During the 18th and early 19th Centuries, this small, tranquil coastal village was a busy port with regular sailings to Liverpool, The Isle of Man and Ireland. Some 21,000 emigrants left Scotland from here for a better life in the New World – read more.
But the arrival of the railway to Dumfries in 1850, along with the costs of the many improvements needed to navigate the channel, lead to a gradual decline in seaborne trade and, by the early 1900s, there was very little left.

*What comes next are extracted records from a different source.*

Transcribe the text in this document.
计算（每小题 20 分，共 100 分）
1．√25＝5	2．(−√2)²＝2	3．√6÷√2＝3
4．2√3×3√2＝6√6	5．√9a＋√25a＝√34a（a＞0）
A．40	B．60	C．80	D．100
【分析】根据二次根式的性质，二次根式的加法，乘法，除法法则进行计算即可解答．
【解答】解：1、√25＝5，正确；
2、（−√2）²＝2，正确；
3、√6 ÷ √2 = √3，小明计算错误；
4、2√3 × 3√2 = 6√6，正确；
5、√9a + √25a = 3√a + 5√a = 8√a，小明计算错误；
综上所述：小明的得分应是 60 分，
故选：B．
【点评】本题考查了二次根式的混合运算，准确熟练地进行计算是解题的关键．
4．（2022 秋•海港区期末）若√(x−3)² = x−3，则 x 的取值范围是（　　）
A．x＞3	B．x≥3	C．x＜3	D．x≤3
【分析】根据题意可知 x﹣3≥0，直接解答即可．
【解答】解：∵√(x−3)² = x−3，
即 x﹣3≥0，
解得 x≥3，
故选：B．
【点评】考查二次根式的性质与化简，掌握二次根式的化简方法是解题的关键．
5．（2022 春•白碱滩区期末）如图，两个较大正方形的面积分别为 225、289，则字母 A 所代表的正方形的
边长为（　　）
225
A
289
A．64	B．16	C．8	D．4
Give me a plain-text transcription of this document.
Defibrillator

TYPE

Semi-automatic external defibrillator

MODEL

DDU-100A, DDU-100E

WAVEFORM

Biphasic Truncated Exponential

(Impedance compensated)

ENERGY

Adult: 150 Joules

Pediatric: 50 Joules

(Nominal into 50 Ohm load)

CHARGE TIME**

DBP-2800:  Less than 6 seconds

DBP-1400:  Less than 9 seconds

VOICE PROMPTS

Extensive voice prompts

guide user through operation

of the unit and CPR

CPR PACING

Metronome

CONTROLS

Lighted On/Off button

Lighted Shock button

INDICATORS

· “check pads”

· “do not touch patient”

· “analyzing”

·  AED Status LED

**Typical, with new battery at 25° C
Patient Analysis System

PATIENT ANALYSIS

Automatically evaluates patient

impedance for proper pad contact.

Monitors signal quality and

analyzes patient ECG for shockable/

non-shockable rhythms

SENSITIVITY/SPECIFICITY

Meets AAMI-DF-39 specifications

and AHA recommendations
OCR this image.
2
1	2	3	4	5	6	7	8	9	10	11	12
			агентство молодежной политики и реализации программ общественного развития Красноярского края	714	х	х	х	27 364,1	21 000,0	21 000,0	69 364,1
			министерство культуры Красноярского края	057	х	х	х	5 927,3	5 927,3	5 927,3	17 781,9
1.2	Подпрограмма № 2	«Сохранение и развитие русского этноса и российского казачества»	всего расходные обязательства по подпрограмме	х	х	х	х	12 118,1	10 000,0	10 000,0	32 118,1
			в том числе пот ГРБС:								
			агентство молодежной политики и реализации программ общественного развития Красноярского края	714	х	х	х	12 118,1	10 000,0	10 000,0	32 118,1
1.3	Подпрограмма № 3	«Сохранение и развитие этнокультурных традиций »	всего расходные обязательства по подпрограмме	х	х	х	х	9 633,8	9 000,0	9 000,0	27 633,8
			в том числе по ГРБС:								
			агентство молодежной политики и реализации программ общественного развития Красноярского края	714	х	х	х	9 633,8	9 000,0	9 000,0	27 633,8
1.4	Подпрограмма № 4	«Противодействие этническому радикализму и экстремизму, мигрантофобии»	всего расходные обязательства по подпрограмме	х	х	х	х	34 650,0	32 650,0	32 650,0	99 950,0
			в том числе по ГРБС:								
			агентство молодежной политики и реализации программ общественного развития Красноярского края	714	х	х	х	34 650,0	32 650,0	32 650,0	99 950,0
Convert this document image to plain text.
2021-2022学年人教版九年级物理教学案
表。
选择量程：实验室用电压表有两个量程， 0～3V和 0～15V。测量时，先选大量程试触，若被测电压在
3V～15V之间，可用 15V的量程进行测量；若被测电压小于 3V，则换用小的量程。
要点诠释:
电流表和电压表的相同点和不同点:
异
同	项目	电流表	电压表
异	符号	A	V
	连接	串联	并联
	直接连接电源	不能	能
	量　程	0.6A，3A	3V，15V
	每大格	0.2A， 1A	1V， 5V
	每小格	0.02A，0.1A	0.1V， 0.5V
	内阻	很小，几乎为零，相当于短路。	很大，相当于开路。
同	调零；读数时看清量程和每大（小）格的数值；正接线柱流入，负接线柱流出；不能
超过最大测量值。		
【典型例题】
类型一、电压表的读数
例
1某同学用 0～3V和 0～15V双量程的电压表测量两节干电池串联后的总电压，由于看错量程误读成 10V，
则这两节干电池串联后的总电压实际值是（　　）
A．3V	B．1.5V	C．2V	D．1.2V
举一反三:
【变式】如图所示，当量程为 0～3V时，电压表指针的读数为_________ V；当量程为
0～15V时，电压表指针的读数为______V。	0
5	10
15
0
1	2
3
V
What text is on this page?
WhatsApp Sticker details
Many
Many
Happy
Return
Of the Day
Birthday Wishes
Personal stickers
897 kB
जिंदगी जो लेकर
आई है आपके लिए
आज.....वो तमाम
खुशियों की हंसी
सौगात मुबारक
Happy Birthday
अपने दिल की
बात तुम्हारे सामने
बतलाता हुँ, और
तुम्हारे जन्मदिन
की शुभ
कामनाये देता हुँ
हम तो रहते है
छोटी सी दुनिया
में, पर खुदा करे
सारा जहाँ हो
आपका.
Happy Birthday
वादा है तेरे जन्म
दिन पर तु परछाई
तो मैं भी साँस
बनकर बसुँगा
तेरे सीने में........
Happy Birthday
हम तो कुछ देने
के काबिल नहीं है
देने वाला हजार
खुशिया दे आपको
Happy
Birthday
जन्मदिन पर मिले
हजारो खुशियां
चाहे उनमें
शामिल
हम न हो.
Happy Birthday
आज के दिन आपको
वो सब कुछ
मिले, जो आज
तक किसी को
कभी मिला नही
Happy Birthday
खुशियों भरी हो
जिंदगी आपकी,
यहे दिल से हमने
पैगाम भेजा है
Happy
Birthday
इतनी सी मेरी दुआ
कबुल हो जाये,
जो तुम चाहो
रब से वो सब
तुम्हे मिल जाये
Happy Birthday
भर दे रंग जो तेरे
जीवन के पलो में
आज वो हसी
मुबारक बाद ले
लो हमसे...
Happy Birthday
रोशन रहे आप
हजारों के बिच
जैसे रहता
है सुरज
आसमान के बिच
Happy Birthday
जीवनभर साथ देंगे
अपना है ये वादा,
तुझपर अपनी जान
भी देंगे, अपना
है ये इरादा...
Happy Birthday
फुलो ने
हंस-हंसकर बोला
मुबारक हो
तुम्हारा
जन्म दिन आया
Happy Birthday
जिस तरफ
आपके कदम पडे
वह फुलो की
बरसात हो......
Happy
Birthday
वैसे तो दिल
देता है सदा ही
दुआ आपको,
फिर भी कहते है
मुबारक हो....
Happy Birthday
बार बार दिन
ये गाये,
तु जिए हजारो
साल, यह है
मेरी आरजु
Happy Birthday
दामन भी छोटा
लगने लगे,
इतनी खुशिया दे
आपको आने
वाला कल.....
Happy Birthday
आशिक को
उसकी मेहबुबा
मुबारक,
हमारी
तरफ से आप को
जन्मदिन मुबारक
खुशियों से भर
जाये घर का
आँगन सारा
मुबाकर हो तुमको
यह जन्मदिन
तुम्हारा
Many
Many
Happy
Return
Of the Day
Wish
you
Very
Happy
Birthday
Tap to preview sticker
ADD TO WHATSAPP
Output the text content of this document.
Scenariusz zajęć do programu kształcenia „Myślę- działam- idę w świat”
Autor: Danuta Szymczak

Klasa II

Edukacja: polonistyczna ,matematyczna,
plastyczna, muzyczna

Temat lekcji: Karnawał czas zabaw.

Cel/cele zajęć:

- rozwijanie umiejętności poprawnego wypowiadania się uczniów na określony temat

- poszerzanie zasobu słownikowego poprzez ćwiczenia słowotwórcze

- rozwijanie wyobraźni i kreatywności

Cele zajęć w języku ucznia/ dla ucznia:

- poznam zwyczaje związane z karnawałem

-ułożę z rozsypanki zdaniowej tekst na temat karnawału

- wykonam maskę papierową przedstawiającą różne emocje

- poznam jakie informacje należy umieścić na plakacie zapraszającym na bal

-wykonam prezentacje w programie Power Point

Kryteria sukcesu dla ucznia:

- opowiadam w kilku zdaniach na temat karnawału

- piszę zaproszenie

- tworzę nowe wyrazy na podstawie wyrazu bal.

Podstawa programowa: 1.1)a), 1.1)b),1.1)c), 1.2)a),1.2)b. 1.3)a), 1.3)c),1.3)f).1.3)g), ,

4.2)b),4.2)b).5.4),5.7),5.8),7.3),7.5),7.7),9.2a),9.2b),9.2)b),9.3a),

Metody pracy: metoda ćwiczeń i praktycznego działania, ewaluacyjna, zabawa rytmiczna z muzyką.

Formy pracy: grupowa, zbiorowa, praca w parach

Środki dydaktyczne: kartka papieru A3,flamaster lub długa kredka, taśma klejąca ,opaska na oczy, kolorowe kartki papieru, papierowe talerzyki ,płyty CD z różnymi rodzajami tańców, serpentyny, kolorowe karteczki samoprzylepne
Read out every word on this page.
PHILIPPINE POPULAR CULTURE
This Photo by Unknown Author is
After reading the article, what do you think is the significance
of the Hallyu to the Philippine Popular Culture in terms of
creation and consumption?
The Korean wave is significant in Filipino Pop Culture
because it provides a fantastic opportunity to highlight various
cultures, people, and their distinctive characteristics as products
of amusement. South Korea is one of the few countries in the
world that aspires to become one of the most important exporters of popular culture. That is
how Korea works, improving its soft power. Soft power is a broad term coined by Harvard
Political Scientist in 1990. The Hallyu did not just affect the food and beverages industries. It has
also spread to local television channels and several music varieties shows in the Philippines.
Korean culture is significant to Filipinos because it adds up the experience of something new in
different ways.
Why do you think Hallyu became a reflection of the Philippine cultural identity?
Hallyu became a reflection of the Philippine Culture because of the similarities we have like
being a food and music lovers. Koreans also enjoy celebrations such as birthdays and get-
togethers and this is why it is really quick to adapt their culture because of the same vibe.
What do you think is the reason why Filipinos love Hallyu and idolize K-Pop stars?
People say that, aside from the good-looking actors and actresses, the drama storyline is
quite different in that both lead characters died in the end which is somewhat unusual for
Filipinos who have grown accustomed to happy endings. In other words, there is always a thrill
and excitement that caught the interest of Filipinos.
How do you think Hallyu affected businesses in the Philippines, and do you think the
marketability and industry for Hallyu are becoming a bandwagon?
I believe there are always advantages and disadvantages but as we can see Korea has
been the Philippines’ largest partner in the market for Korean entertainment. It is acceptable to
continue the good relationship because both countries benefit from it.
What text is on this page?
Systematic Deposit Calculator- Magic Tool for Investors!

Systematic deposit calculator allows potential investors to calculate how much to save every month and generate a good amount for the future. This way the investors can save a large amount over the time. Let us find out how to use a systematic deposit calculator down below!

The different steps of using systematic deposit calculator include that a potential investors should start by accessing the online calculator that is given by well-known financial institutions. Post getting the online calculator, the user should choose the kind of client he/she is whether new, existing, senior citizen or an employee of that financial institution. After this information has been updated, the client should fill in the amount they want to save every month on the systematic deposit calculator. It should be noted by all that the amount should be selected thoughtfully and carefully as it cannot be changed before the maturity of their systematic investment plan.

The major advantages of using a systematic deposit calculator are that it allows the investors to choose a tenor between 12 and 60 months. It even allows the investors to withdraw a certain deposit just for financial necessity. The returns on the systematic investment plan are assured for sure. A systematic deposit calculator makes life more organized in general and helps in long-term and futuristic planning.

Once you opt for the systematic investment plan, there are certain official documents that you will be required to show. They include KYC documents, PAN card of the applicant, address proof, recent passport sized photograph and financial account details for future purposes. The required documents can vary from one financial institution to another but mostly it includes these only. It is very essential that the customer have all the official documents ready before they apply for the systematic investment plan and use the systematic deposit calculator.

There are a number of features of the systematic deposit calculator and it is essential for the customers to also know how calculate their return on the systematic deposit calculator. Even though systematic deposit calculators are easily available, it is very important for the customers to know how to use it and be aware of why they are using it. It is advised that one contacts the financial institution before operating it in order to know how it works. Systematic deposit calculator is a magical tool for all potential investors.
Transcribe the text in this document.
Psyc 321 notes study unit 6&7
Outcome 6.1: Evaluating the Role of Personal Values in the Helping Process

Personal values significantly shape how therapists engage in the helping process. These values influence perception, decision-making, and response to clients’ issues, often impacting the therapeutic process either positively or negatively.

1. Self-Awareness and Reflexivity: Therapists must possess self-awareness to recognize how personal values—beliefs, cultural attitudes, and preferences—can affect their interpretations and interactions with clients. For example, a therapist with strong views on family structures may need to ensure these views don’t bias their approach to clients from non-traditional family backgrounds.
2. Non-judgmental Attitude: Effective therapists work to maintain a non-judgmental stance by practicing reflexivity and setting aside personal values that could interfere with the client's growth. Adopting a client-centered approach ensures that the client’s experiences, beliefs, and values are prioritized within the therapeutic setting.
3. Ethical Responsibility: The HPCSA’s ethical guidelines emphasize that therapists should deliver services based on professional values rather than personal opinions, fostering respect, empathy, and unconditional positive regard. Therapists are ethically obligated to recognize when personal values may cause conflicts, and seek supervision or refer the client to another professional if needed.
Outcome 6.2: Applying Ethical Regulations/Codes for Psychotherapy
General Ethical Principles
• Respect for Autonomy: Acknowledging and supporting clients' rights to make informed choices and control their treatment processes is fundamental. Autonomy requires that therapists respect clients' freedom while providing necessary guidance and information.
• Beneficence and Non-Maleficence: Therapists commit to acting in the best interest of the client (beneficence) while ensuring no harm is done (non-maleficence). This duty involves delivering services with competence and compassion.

Today, Carsethorn is a pretty village consisting of a line of cottages facing out across The Solway Firth. Almost certainly the biggest attraction in the village is The Steamboat Inn – a popular local hostelry with both residents and visitors alike serving lunches, dinners, fine ales and spirits 7 days a week all year-round. The Steamboat, with its nautical theme, also offers comfortable bed and breakfast accommodation.
The local beaches and the bird-rich merse where millions of seabirds live or over-winter are part of the rich natural heritage of the parish. Visitors to the National Nature Reserve on the far side of the Nith come round by the coachload to watch birds on the Carsethorn foreshore, before continuing to the nature reserves at Southwick and Mersehead.
And whilst the original pier is no more, the beach is frequently visited by pleasure boats and yachts, some of which anchor in the mouth of the burn north of the old pier. Since 2006, there has also been the revival of the cockling industry, with cockles being harvested at low tides by professional collectors.